# New garage to HT build, comments welcome



## mrloofer (Mar 27, 2010)

Hi all -

So my dream HT is finally in the making. My build will be similar to Sonnie's Cedar Creek HT (ver 1.0) which has given me great inspiration to do this. 

The plan is to create a new room within a room in my two door garage. The garage door will be derailed and completely sealed. The only stipulation from the wife is that I make it part HT, part office. So I have dedicated the back area/row for a small desk for my 27" iMac. I do a lot of photography so I am looking forward to utilizing the room's acoustics for ambient music and nice lighting for a great work environment while editing images.

Sizes are as follows:

Pre build dimensions: 18' 6" x 12' 8" x 8' 6"
Room size: 17' 6" x 11' 8" x 8'
Screen size: 110" - 120" diag. 16:9 fixed.

Attached is my initial design.

I plan on building a small entrance way in order to avoid having to walk through the garage to get to the HT and this means putting the HT entrance right at the front, but I would also like to frame my speakers into columns either side of the screen (screen will be mounted flush with back wall). Right now I've only accounted for 16" of depth for the speakers (they are only 13" deep) which is pushing the columns right up to the door way. Will this be a problem? The center speaker will be below the screen. My choice in speaker upgrades in the future may be limited!

For seating I am planning a front row of 4 theater style seats or recliners and the 2nd row will be on a riser, currently 5' wide which will house my small desk and *maybe* two additional recliners or theater style seats if room permits.

I am planning on putting all equipment in a recessed DIY rack the back of which accessible in the other side of the garage.

I am planning on fitting an A/C mini split system rather than take a feed from a line in the adjoining room. My neighbor (same house design) converted their garage into a playroom and they told me they had an issue with the A/C not being powerful enough and had to upgrade their A/C unit. Luckily my neighbor is an AC guy and has offered to install for free providing he's invited to watch this season's football from the room!

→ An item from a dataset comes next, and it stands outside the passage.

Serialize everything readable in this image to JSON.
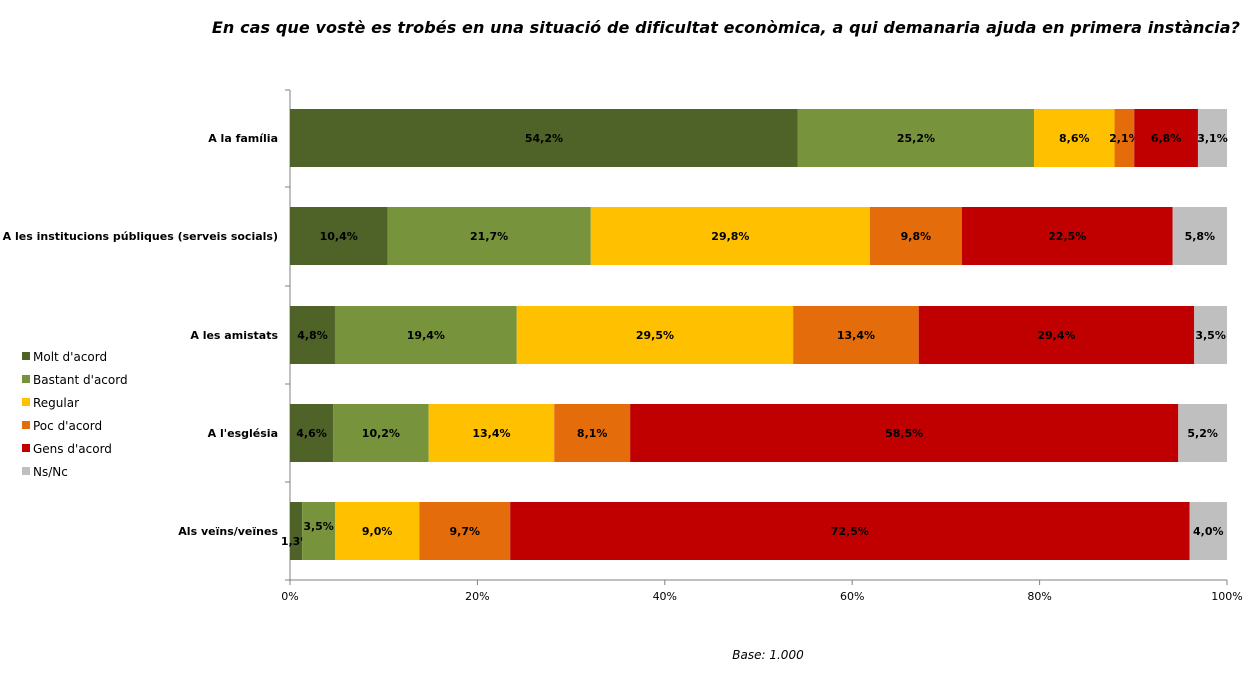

For lighting I'm planning on using the Smart Home Insteon range. That will be up to 8 zones using their dimmer modules and keypad for scenes and their IR linc system. I am not quite sure where this should go though, is it better inside the HT or outside the door in the walk way area? Using the IR system it can be controlled from either position. Also what is the best ceiling lighting to use for a room-in-a-room design? 6" cans will be too deep to install. What are the alternatives and can someone point me to some additional discussion threads and/or links to online retailers?

I've re-arranged the room a boat-load of times but this seems to be the most optimal layout. Any comments or suggestions most welcome. This weekend I am doing clean up and installing additional storage areas in the garage for my lawn equipment etc. then framing will start next week.

Cheers.


----------



## bpape (Sep 14, 2006)

A couple of thoughts.

If the speakers are not designed to be in-walls, I would suggest that you keep those columns as open as possible or skip them all together up front. They're already very very close to the side walls and you'll need to address that with treatment.

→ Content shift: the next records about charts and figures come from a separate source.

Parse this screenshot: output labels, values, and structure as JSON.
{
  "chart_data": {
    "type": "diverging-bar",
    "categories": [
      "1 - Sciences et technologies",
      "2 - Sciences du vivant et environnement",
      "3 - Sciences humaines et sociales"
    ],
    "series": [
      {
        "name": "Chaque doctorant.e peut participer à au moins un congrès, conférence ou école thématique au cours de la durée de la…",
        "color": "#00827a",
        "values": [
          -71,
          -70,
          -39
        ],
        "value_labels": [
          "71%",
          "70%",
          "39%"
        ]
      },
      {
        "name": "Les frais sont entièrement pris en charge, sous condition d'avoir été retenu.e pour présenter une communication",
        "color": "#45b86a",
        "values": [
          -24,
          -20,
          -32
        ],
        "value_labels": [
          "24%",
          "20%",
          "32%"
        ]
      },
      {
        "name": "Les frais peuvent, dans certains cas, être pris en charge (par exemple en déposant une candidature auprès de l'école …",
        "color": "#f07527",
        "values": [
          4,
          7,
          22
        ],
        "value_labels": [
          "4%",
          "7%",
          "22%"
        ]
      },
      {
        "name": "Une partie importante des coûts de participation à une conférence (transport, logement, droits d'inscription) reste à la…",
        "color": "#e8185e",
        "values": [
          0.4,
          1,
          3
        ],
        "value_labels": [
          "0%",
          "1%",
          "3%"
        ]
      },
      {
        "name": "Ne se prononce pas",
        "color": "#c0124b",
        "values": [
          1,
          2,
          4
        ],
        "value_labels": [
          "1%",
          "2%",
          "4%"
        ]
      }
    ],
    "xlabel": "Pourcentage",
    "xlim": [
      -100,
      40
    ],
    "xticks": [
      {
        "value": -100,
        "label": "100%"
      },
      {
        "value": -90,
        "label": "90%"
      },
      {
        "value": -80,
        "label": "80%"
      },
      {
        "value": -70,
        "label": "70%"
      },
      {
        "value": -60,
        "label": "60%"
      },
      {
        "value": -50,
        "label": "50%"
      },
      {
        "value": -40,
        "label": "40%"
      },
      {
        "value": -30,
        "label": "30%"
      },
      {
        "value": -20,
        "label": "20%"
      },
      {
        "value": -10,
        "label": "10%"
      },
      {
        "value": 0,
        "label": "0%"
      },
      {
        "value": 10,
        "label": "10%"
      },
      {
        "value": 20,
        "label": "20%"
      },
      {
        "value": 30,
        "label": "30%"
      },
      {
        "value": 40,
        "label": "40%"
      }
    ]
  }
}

If it were me, I'd flip the room 180 degrees so the entrance is more toward the rear.

Bryan


----------



## tonyvdb (Sep 5, 2007)

Looks like a great design:T
Here are some suggestions for you, Your screen will be a bit large if your planning on placing your speakers beside as that pushes them to far into the corners. This causes problems with first reflections off the side walls.


----------



## mrloofer (Mar 27, 2010)

bpape said:


> A couple of thoughts.
> 
> If the speakers are not designed to be in-walls, I would suggest that you keep those columns as open as possible or skip them all together up front. They're already very very close to the side walls and you'll need to address that with treatment.
> 
> ...


Hey Bryan- thanks for the comments. What's your rational behind flipping the room? My previous design had the room flipped but then I lose a bunch of space due to the walk way.



tonyvdb said:


> Looks like a great design:T
> Here are some suggestions for you, Your screen will be a bit large if your planning on placing your speakers beside as that pushes them to far into the corners. This causes problems with first reflections off the side walls.


Thanks - I may have to bring the size down to 106" (which is my current screen size). I have both the 106" (retractable) and 120" fixed in my home already so I may have to go with the smaller and cut the fabric from the retractable in DIY a frame.

What is the actual recommended dimensions for speaker layout at the front of the theater?
Cheers.


----------



## tonyvdb (Sep 5, 2007)

Ideally you should keep the speakers at least 2' in from the side walls.
The reflective properties of the door will be quite different than the opposite wall meaning that your sound on the left will be different than on the right due to the door. Flipping the room will help with that.


----------



## bpape (Sep 14, 2006)

I was just thinking more about usability, distractions, and treating the space. With the entrance more in the rear, it doesn't have much light or visibility impact on the screen if somebody leaves and it stays out of the way of the reflection zone.

Not sure how much space you'd actually lose compared to what you have now. 2' walkway should be OK and the rear row could move over a bit toward the desk area.

Bryan


----------



## mrloofer (Mar 27, 2010)

bpape said:


> I was just thinking more about usability, distractions, and treating the space. With the entrance more in the rear, it doesn't have much light or visibility impact on the screen if somebody leaves and it stays out of the way of the reflection zone.
> 
> Not sure how much space you'd actually lose compared to what you have now. 2' walkway should be OK and the rear row could move over a bit toward the desk area.
> 
> Bryan


If 2' walkway is enough then that could work. I think I stayed away from that design because I would have to put a riser in the entrance way too (you have to step down 4" when entering the garage). But I like the idea of stepping up into the theater and stepping down towards the screen, which is more theater-like IMO.


----------



## bpape (Sep 14, 2006)

Either will work. It was just a thought. I'm more concerned about speaker performance in columns and closeness to the side walls.

Bryan


----------



## corock (Sep 7, 2009)

If you didn't want the riser into the garage, you could always leave that 2' at floor level and have the step up in front of the rear seats. Assuming you have the room without impeding on the leg room of the rear seats.


----------



## mrloofer (Mar 27, 2010)

Actually I quite like it now


----------



## mrloofer (Mar 27, 2010)

Just going over lighting as I need to start ordering parts soon. Here's what I'm thinking I'll need for my room, taking into consideration I'll need some additional zones for my work area. Note these will be fed through a bank of Insteon dimmers (one for each zone) and the keypad scene control:

Zone 1: 3 Low voltage pucks above screen
Zone 2: 4 wall sconces
Zone 3: Riser/Walkway lights
Zone 4: Rope light in crown molding
Zone 5: Two 4" recessed IC rated cans (front)
Zone 6: 4 4" recessed IC rated cans (rear)

I'm going back and forth and wondering if the cans are really necessary since I have the 4 sconces. I'll be needing some nice soft light above my desk in the rear as well as above the entire rear (for seated guests/reading etc.), so I could even put the rear 2 scones on a separate zone. Also will small low voltage puck lights be an alternative (granted they won't be as bright but then again I don't like working in bright right, I prefer nice soft light)?

Edit: After further late night research it looks like I'll have a bit of a problem with recessed ceiling lights in a room within a room build. There is no way I'll be able to fit an IC rated recessed light with backing box into the ceiling so looks like that's out of the question. Interested to hear what others have done in this regard..

Cheers.


----------